Thread: Summarizing indexes allowing single-phase VACUUM?

Summarizing indexes allowing single-phase VACUUM?

From
Matthias van de Meent
Date:
Hi,

With PG16, we got Index AM -level indications for summarizing indexes,
improving HOT applicability.

Given that these indexes explicitly never store TIDs and thus don't
really need the cleanup part of vacuum's index cleanup, we could well
decide to not count those indexes to the indexes we need to clean up
in the index scan phase of vacuum, thus allowing tables with only
summarizing indexes to use the single-scan option of vacuum.

As a summarizing index may still want to do some housekeeping during
vacuum, it'd still need to get its cleanup functions called, but it'd
at least save the io and WAL of the cleanup scan.

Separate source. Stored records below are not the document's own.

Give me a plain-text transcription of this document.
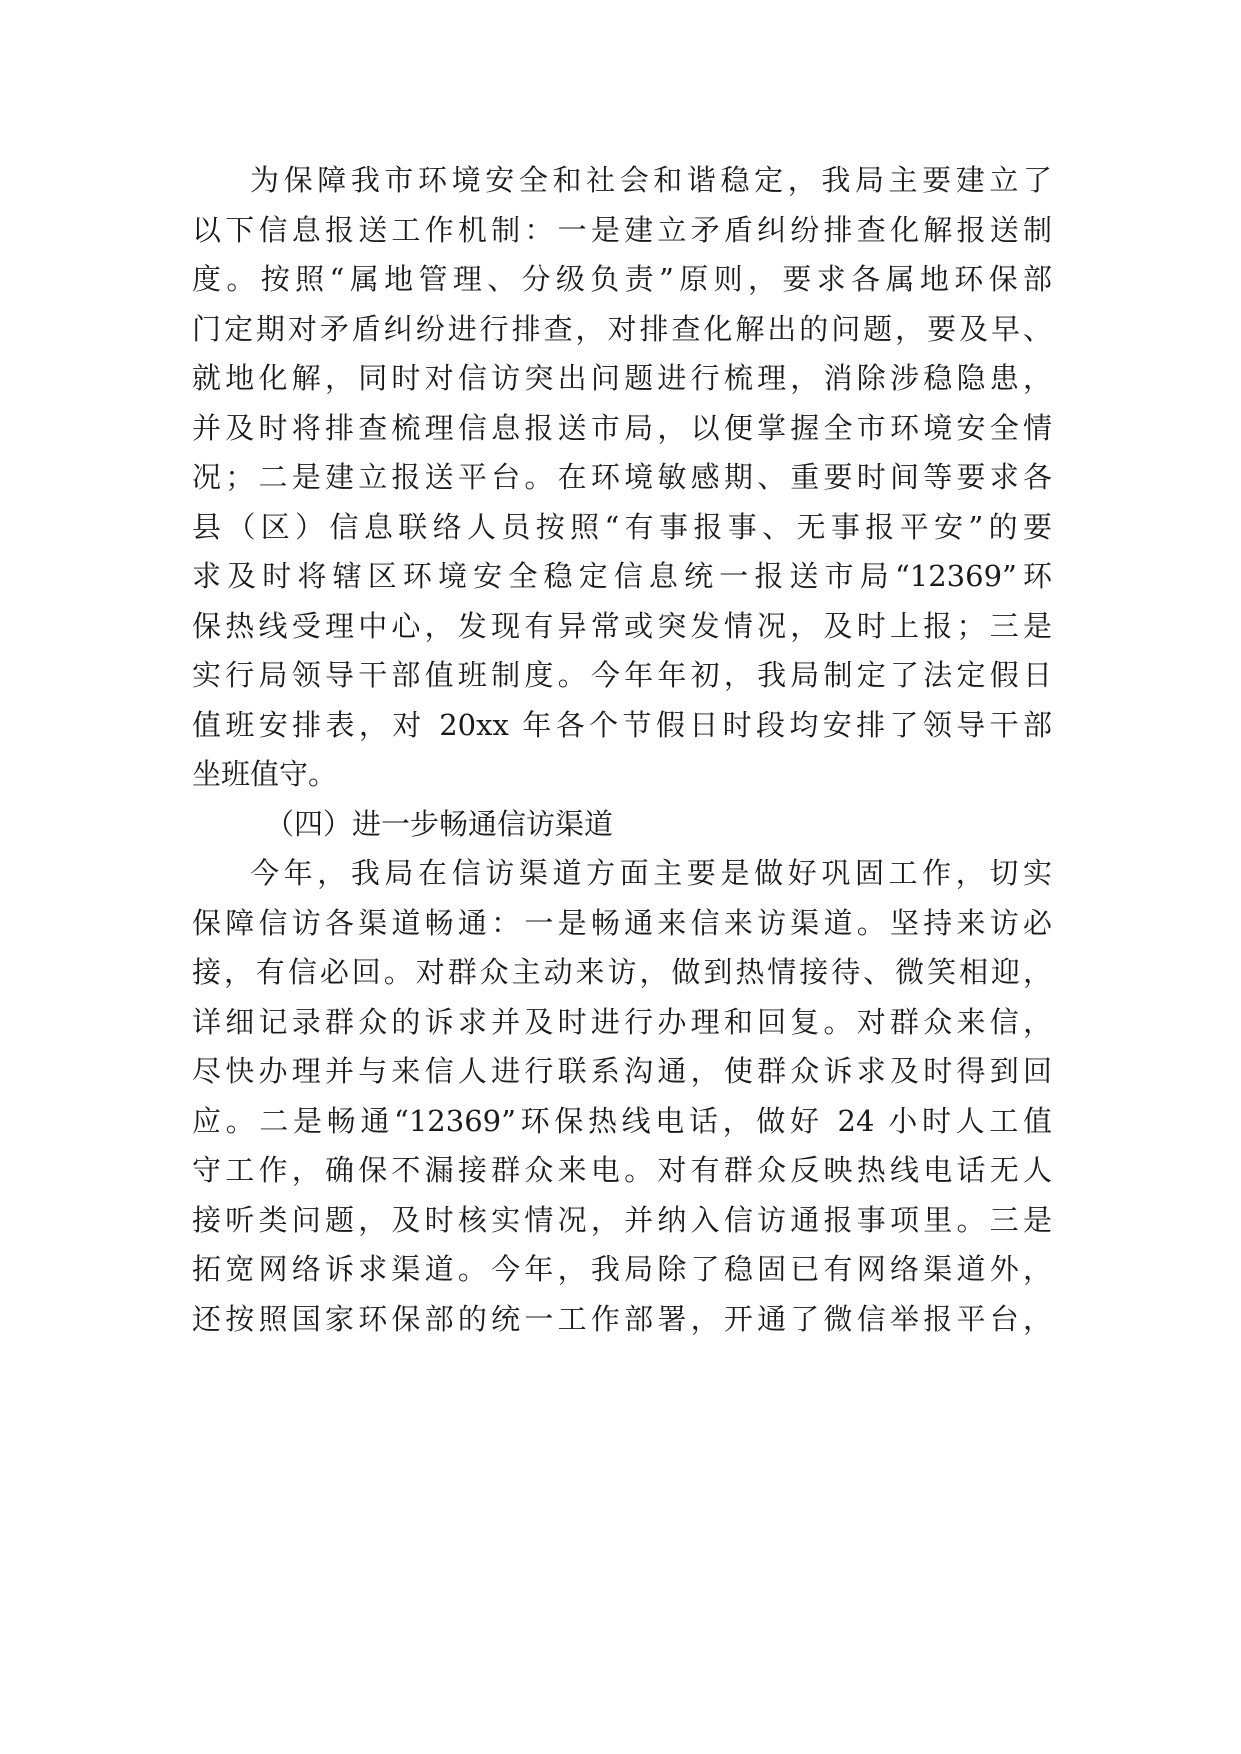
为保障我市环境安全和社会和谐稳定，我局主要建立了
以下信息报送工作机制：一是建立矛盾纠纷排查化解报送制
度。按照“属地管理、分级负责”原则，要求各属地环保部
门定期对矛盾纠纷进行排查，对排查化解出的问题，要及早、
就地化解，同时对信访突出问题进行梳理，消除涉稳隐患，
并及时将排查梳理信息报送市局，以便掌握全市环境安全情
况；二是建立报送平台。在环境敏感期、重要时间等要求各
县（区）信息联络人员按照“有事报事、无事报平安”的要
求及时将辖区环境安全稳定信息统一报送市局“12369”环
保热线受理中心，发现有异常或突发情况，及时上报；三是
实行局领导干部值班制度。今年年初，我局制定了法定假日
值班安排表，对 20xx 年各个节假日时段均安排了领导干部
坐班值守。
（四）进一步畅通信访渠道
今年，我局在信访渠道方面主要是做好巩固工作，切实
保障信访各渠道畅通：一是畅通来信来访渠道。坚持来访必
接，有信必回。对群众主动来访，做到热情接待、微笑相迎，
详细记录群众的诉求并及时进行办理和回复。对群众来信，
尽快办理并与来信人进行联系沟通，使群众诉求及时得到回
应。二是畅通“12369”环保热线电话，做好 24 小时人工值
守工作，确保不漏接群众来电。对有群众反映热线电话无人
接听类问题，及时核实情况，并纳入信访通报事项里。三是
拓宽网络诉求渠道。今年，我局除了稳固已有网络渠道外，
还按照国家环保部的统一工作部署，开通了微信举报平台，
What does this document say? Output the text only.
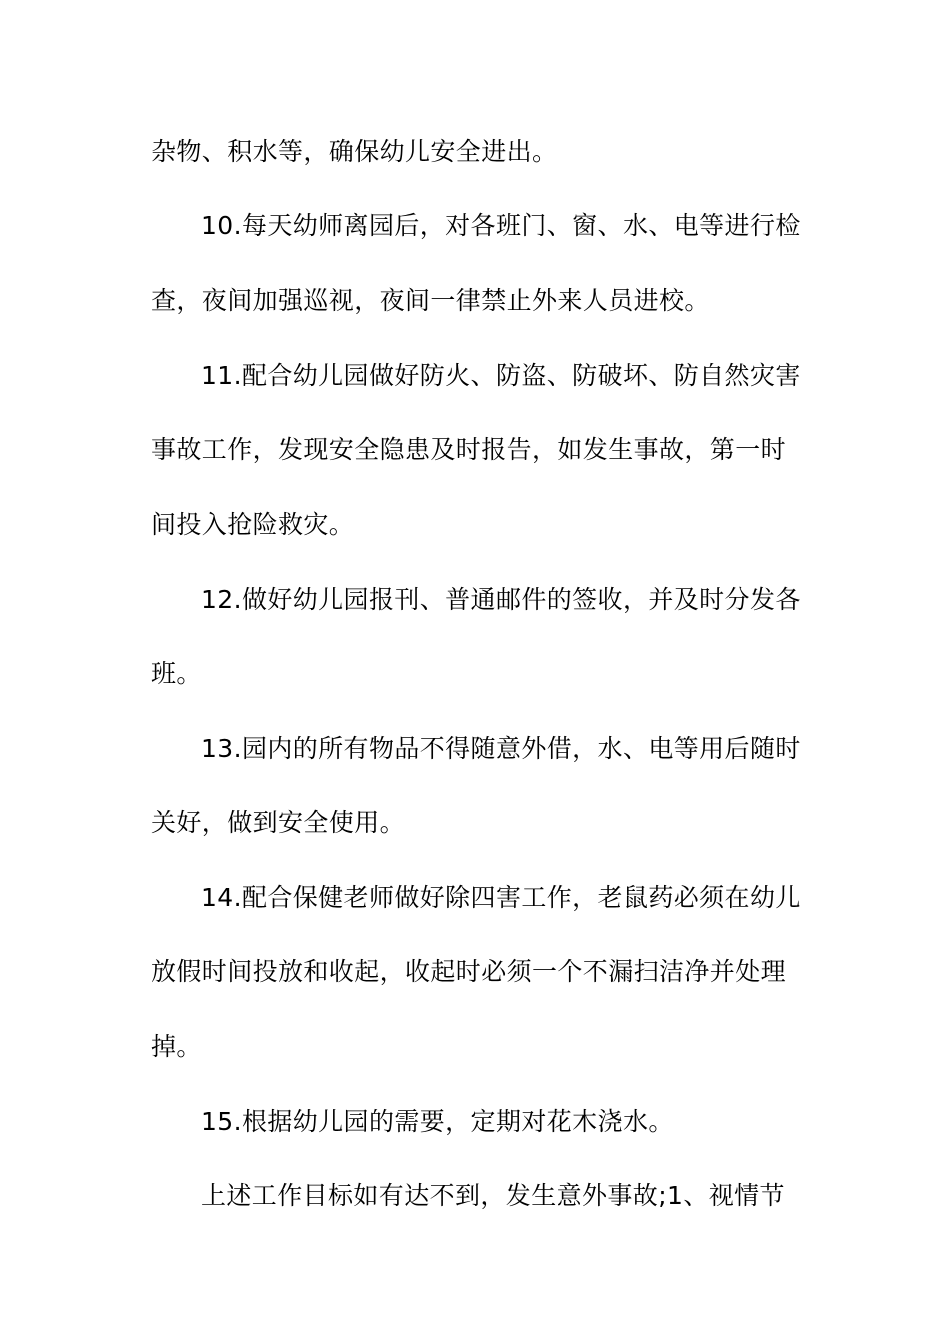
杂物、积水等，确保幼儿安全进出。
10.每天幼师离园后，对各班门、窗、水、电等进行检
查，夜间加强巡视，夜间一律禁止外来人员进校。
11.配合幼儿园做好防火、防盗、防破坏、防自然灾害
事故工作，发现安全隐患及时报告，如发生事故，第一时
间投入抢险救灾。
12.做好幼儿园报刊、普通邮件的签收，并及时分发各
班。
13.园内的所有物品不得随意外借，水、电等用后随时
关好，做到安全使用。
14.配合保健老师做好除四害工作，老鼠药必须在幼儿
放假时间投放和收起，收起时必须一个不漏扫洁净并处理
掉。
15.根据幼儿园的需要，定期对花木浇水。
上述工作目标如有达不到，发生意外事故;1、视情节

Any comments/suggestions? POC patch attached.

Kind regards,

Matthias van de Meent
Neon (https://neon.tech)

Attachment

Re: Summarizing indexes allowing single-phase VACUUM?

From
Masahiko Sawada
Date:
On Wed, Apr 9, 2025 at 2:47 PM Matthias van de Meent
<boekewurm+postgres@gmail.com> wrote:
>
> Hi,
>
> With PG16, we got Index AM -level indications for summarizing indexes,
> improving HOT applicability.
>
> Given that these indexes explicitly never store TIDs and thus don't
> really need the cleanup part of vacuum's index cleanup, we could well
> decide to not count those indexes to the indexes we need to clean up
> in the index scan phase of vacuum, thus allowing tables with only
> summarizing indexes to use the single-scan option of vacuum.
>
> As a summarizing index may still want to do some housekeeping during
> vacuum, it'd still need to get its cleanup functions called, but it'd
> at least save the io and WAL of the cleanup scan.
>
> Any comments/suggestions? POC patch attached.

I like this idea.

Here are some comments on the PoC patch:

-       if (vacrel->nindexes == 0
+       if (vacrel->indallsummarizing

I'm not a fan of this change as it isn't obvious from the name
indallsummarizing that the table doesn't have any indexes. I think we
can keep nindexes==0 or rename indallsummarizing to something like
use_onepass_strategy if we want to use merge them.

---
@@ -2536,8 +2544,12 @@ lazy_vacuum(LVRelState *vacrel)
        /*
         * We successfully completed a round of index vacuuming.  Do related
         * heap vacuuming now.
+        *
+        * If all valid indexes are summarizing, then the TIDs have already
+        * been reclaimed, requiring us to skip that last phase.
         */
-       lazy_vacuum_heap_rel(vacrel);
+       if (!vacrel->indallsummarizing)
+           lazy_vacuum_heap_rel(vacrel);

IIUC if indallsummarizing is true we should never reach lazy_vacuum().

---
@@ -241,8 +242,9 @@ static void parallel_vacuum_error_callback(void *arg);
  */
 ParallelVacuumState *
 parallel_vacuum_init(Relation rel, Relation *indrels, int nindexes,
-                    int nrequested_workers, int vac_work_mem,
-                    int elevel, BufferAccessStrategy bstrategy)
+                    bool indallsummarizing, int nrequested_workers,
+                    int vac_work_mem, int elevel,
+                    BufferAccessStrategy bstrategy)
 {
    ParallelVacuumState *pvs;
    ParallelContext *pcxt;
@@ -282,6 +284,7 @@ parallel_vacuum_init(Relation rel, Relation
*indrels, int nindexes,
    pvs = (ParallelVacuumState *) palloc0(sizeof(ParallelVacuumState));
    pvs->indrels = indrels;
    pvs->nindexes = nindexes;
+   pvs->indallsummarizing = nindexes;
    pvs->will_parallel_vacuum = will_parallel_vacuum;
    pvs->bstrategy = bstrategy;
    pvs->heaprel = rel;

We should set pvs->indallsummarizing to indallsummarizing, not
nindexes, but ISTM we don't use pvs->indallsummazing anywhere in
vacuumparallel.c. Do we need to pass indallsummarizing to
parallel_vacuum_init() in the first place?

Regards,


--
Masahiko Sawada
Amazon Web Services: https://aws.amazon.com